Она была такая красивая, что я поначалу опечалился. Я видел солнце в ее легких волосах, розовое ухо. Бывает такая лепка женских скул, в которых заключена загадка красоты. Красота разлита во всем: в линии носа, в очертании фигуры, в каждом граненом ногте, в голосе.

– С голосом все в порядке, – сказал Мул, напуская на себя административную строгость. – Теперь попробуй написать передачу. О цехе летней обуви.

То была ее первая журналистская работа. Она училась на первом курсе университета. Ходила к конвейерам, брала интервью, мучилась. Принесла текст, когда Мул был в парткоме.

– Пожалуйста, посмотрите. – Вот-вот расплачется.

То было поле, поросшее сорняками, – пришлось пройтись рукой мастера.

– Дадим заголовок «Там, где лето на конвейере».

– Ой, здорово как.

И тут я заметил, что у нее неровные зубы. Она стеснялась их, и потому у нее была застенчивая, закрытая улыбка. А когда она забывалась, то спохватывалась и прикрывала рот ладонью.

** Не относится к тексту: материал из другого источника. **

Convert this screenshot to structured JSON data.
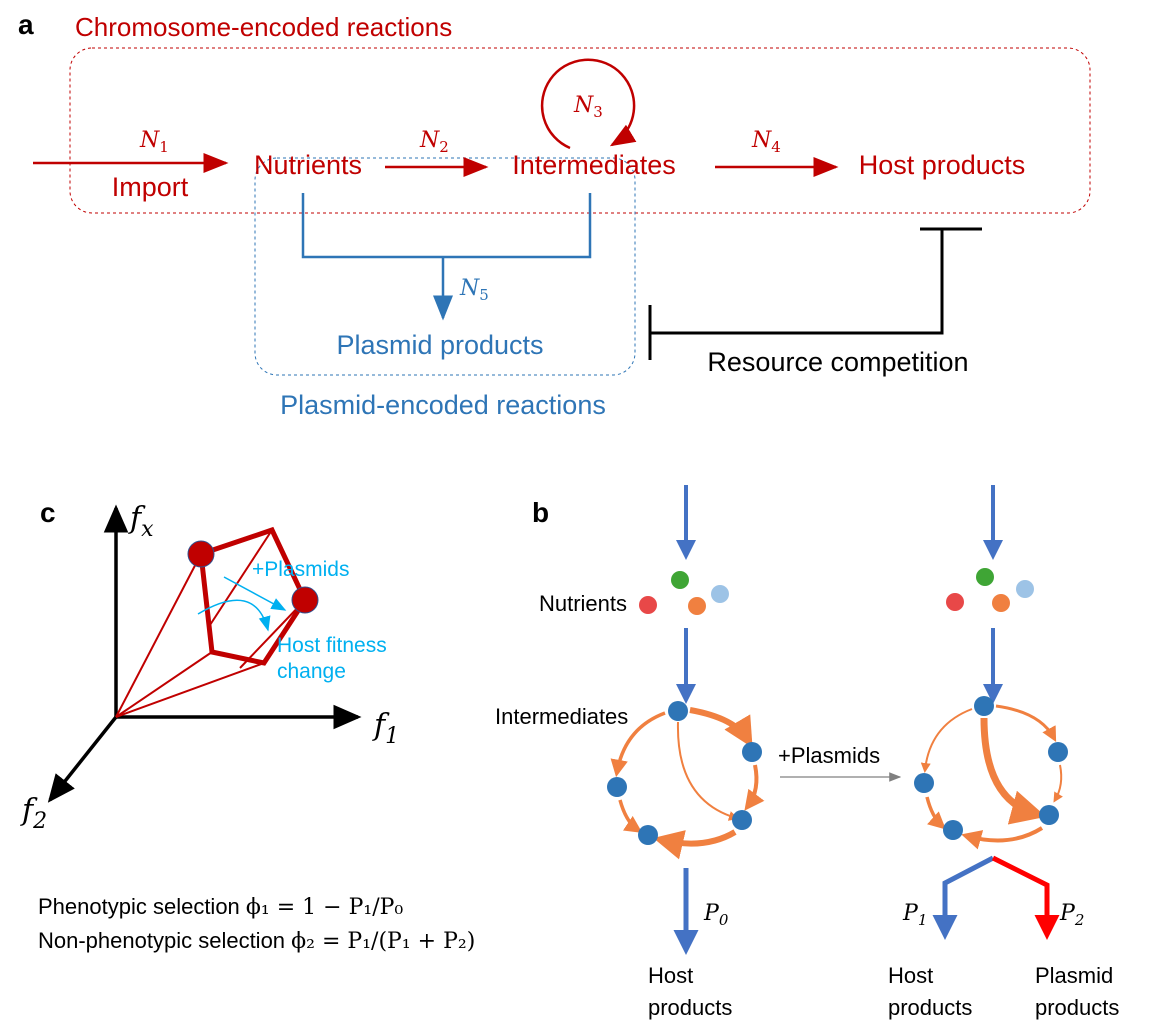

Она нервничала, когда читала Мулу свой текст, щипала металлическую защипку авторучки, стучала о пол каблучком…

– Да прекрати ты, прекрати, – притворно сердился Мул, приняв сразу фамильярный, семейный тон, и беззлобно, уже любя ее, вырывал у нее авторучку.

– Ну как? – спросил меня Мул.

– Замечательно.

– Умничка ты моя, – осклабился Мул. – Завтра выходи на работу.

Теперь она впилась в нее, и только в нее. Я наслаждался свободой.

Однажды вечером мы вышли из скороходовских ворот, спустились в метро и оказались на Невском. Она мерзла в своей кроличьей под леопарда шубке и в клеенчатых сапогах. Заскочили в «Сайгон». Там было грязно, шумно, накурено. Мокрый пол посыпан опилками. Длинноволосый калека с бледным красивым лицом размахивал сигаретой, зажатой в желтой от никотина клешне. Говорил двухметровому дылде, похожему на Омара Шарифа:

– Я утве-г-ждаю, Кюхельбекег – пегвостатейный поэт.

Своими клешнями он довольно ловко держал кофе и сигарету.

– Все твои «Аргивяне» – говно, – возражал гигант. – А твои завывания несовременны.

– А что сов-г-еменно?

– Мы живем в ироническое время. Хэм, Фолкнер, Бродский.

Вся левая сторона гиганта представляла из себя кровоподтек. Кому-то все-таки удалось дотянуться.

Великан был журналист Амбарцумов[5], алкаш, которого я почему-то всегда встречал в обществе карликов и уродов.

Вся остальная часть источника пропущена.